Stan gdzie nie było obozów koncentracyjnych to stan w którym nasi przodkowie latali z dzidami po lasach, ewentualnie hodowali świnki w zagrodzie (czy to też już były 'obozy koncentracyjne'?).
nie, nie byly - oczywiscie ,ze nie - ale te czasy bezpowrotnie minely i nie wroca. [z tym bieganiem z dzidami] mamy XXI wiek.. wyobrazmy sobie jakas zaawansowana technologicznie rase obcych - uwazasz, ze opieraliby swoja cywilizacje na masowej hodowli a potem zabijaniu w takich warunkach i w taki sposob miliardow innych istot, tlumaczac to wygoda?
Teraz zobacz, odwiedzaja nas obcy i co sobie mysla?

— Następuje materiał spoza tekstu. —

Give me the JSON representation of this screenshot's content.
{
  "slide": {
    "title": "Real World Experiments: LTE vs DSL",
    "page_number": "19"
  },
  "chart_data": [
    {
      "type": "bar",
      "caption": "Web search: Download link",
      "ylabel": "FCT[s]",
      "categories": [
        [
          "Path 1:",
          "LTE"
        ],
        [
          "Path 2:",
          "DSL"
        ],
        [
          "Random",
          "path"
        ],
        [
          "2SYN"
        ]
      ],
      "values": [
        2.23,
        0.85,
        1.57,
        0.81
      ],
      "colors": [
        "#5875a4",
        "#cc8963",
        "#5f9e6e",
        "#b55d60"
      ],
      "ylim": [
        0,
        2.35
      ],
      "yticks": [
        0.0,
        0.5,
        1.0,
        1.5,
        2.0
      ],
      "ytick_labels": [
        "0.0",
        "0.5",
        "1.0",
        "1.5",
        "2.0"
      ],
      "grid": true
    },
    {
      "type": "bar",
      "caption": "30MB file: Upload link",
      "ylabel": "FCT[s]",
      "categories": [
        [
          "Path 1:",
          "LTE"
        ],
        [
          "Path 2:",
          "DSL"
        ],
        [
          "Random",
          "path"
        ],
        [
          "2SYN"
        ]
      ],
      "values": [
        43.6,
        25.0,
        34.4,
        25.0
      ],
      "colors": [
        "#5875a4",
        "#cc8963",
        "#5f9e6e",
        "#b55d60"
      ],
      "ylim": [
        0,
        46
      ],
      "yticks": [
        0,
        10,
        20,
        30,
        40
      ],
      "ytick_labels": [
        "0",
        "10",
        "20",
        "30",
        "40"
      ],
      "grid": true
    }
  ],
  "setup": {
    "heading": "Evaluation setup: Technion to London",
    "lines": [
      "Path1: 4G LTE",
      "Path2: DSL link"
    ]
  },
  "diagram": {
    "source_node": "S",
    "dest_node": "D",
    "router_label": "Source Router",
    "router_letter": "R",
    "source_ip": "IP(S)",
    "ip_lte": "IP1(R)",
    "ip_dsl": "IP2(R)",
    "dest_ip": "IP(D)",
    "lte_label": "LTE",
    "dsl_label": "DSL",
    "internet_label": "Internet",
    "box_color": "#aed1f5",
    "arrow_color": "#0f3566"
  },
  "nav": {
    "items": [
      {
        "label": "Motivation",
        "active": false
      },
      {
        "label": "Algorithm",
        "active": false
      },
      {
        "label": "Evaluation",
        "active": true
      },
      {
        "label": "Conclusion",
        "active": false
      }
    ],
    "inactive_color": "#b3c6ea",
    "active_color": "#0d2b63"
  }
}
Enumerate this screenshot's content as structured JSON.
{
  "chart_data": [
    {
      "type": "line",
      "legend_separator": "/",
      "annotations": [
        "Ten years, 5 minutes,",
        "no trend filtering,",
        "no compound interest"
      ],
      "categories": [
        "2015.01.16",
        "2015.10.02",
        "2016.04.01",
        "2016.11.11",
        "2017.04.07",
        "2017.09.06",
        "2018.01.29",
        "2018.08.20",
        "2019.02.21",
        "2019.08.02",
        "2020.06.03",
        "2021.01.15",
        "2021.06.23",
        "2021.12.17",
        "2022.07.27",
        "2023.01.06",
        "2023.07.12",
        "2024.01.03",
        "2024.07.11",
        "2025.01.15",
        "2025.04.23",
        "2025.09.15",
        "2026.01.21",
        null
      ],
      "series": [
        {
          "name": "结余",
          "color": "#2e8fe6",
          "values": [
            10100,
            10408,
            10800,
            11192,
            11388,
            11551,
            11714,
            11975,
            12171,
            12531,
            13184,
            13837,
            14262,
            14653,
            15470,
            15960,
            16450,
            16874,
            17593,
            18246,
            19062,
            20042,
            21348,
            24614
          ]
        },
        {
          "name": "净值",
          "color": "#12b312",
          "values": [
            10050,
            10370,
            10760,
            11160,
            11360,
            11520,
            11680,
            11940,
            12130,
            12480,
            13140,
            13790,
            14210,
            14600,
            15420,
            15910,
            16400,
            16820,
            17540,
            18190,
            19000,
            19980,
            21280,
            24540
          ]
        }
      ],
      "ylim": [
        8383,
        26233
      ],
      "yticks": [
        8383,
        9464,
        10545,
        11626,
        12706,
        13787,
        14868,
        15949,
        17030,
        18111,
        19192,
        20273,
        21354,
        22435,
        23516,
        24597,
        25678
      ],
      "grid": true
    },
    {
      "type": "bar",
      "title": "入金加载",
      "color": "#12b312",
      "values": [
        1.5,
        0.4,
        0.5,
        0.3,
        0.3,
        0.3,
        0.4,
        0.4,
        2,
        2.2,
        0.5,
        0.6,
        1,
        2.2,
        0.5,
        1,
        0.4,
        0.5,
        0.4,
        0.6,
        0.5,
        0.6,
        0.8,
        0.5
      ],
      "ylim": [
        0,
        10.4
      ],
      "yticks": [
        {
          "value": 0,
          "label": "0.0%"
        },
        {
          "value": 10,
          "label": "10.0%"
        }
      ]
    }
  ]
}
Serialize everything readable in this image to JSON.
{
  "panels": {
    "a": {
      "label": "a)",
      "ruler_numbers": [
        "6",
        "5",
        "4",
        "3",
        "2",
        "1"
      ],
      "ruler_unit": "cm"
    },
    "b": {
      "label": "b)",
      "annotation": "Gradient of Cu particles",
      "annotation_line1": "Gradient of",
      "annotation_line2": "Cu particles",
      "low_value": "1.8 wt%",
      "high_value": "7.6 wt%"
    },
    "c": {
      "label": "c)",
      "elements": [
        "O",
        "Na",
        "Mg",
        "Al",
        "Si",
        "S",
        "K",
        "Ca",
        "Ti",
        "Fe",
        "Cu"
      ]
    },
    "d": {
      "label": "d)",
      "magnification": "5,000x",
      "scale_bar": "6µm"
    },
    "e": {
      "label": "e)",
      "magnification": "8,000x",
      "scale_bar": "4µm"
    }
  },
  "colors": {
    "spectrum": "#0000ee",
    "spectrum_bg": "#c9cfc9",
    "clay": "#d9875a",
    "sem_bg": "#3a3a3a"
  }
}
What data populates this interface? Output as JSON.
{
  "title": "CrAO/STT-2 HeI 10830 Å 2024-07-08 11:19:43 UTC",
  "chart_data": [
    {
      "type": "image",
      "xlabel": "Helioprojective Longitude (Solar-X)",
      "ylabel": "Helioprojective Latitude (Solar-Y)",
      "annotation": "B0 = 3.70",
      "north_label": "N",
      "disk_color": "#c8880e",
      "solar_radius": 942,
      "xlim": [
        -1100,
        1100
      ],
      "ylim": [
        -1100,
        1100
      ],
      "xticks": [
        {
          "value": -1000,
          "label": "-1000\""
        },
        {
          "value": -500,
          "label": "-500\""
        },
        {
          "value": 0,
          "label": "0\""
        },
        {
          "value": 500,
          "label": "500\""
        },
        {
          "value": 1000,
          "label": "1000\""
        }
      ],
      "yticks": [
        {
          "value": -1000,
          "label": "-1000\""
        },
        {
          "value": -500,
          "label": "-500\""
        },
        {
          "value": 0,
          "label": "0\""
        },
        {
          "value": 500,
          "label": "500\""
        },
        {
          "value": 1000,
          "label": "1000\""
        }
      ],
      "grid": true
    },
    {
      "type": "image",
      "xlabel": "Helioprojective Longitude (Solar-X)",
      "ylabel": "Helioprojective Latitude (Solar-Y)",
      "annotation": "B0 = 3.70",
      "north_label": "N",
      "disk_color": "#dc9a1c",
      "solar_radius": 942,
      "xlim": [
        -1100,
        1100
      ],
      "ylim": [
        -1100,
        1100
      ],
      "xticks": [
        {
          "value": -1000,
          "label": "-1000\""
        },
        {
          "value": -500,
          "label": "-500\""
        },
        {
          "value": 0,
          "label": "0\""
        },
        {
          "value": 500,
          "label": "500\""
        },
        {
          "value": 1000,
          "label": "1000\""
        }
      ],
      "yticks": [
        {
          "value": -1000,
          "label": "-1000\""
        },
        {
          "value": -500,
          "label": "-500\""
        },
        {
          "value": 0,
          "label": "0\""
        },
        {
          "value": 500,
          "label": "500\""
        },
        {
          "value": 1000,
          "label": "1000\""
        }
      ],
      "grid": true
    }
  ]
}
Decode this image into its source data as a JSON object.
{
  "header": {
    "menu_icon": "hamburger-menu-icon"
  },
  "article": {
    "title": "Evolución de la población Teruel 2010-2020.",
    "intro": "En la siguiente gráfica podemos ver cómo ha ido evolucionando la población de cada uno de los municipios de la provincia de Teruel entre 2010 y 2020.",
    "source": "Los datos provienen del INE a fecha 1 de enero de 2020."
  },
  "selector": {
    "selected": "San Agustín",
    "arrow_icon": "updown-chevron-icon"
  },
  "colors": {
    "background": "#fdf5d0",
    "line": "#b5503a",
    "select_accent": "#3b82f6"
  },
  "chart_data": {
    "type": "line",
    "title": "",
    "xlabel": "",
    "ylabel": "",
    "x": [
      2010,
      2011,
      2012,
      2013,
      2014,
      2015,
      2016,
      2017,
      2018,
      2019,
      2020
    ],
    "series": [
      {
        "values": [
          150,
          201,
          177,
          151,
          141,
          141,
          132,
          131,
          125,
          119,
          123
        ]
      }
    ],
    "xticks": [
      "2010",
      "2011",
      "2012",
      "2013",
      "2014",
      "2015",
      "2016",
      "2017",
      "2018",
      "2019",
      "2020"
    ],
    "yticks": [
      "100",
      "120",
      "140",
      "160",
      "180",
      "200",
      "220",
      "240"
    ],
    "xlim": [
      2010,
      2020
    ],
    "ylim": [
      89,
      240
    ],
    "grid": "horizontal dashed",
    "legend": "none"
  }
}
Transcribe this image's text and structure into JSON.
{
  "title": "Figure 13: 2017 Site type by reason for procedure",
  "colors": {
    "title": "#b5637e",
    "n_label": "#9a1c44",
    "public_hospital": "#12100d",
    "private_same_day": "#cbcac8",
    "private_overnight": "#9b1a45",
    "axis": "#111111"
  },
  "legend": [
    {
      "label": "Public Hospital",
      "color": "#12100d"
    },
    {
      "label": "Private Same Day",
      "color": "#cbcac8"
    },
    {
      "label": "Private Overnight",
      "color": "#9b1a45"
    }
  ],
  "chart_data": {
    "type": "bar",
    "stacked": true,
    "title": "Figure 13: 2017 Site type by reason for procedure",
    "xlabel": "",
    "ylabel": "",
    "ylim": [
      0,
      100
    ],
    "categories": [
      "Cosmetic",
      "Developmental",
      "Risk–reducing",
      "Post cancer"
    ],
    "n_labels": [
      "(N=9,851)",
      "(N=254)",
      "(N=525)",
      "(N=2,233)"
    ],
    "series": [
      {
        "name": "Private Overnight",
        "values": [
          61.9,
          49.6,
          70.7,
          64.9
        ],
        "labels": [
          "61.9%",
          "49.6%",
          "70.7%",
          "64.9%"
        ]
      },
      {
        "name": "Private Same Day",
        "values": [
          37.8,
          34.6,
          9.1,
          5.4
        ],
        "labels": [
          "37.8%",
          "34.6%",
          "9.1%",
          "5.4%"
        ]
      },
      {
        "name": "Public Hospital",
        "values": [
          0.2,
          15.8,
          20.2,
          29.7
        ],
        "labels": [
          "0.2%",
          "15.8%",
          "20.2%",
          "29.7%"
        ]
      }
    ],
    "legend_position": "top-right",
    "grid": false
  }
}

Jacy to jestesmy advanced? nie wydaje mi sie.
ale jestem pewien, ze gdybysmy wyslali delegacje Masa/Psysutra/Cthd to byscie ich przekonali do jakze moralnego i zdrowego trybu zycia polegajacego na zjadaniu mordowanych zwierzat.
na początku wspomniałęś że można powrócić do stanu sprzed 'obozów koncentracyjnych' czyli do polowania).
polowanie sam sobie dodales
nie do polowania, do racjonalnego i nie polegajacego na budowaniu obozow koncentracyjnych.
nawiazujac do powyzszego- co by sie stalo gdyby nagle wszyscy przeszli na wegetarianizm i zaczeli sie zdrowo odzywiac? prawdopodobnie mielibysmy epidemie zdrowia.
a dla kilku "miesnych fanatykow" mozna by jednak to mieso wlasnie hodowac w zagrodzie, nie w scisku, ale w ludzkich warunkach.
pasowaloby Ci? czy moze czulbys sie wtedy dziwnie, ze jestes jednym z nielicznych jedzacych mieso?
wiesz bo ja sie dziwnie nie czuje. wiem ,ze to naturalna kolej rzeczy i to jest to, co trzeba bylo zrobic. dla siebie i bliskich. [zwierzat tez, bo sa mi bliskie]
Nie chodzi Ci chyba o to że odbieranie życia zwierzętom żeby je zjeść jest złe
Z mojego punktu widzenia kazde odebranie zycia jest zle, tym bardziej jesli nie rozumiesz, czym jest zycie i czym jest smierc. Jest "zle" jesli nie jest robione z absolutnej koniecznosci jesli juz naprawde ktos musi.
W momencie w ktorym pojmujesz wage nie-zabijania zostajesz wyzwolony z tej reguly.
PS prosze oszczedz nam i setkom czytajacym ten topik wypowiedzi ,ze kumasz wage nie-zabijania jednoczesnie placac za zabite zwierzeta na talerzu, ok?
Masz większe możliwości wypowiadania się w kwestii smakowych/zdrowotnych (i to nie do końca, bo że coś jest dla Ciebie dobre nie znaczy że jest dla wszystkich dobre). W kwestii moralności każdy ma takie same możliwości wypowiedzenia się, no chyba że nie jedząc mięsa dostąpiłeś oświecenia, otworzyło Ci się trzecie oko na czole i już nie musisz używać logicznych argumentów.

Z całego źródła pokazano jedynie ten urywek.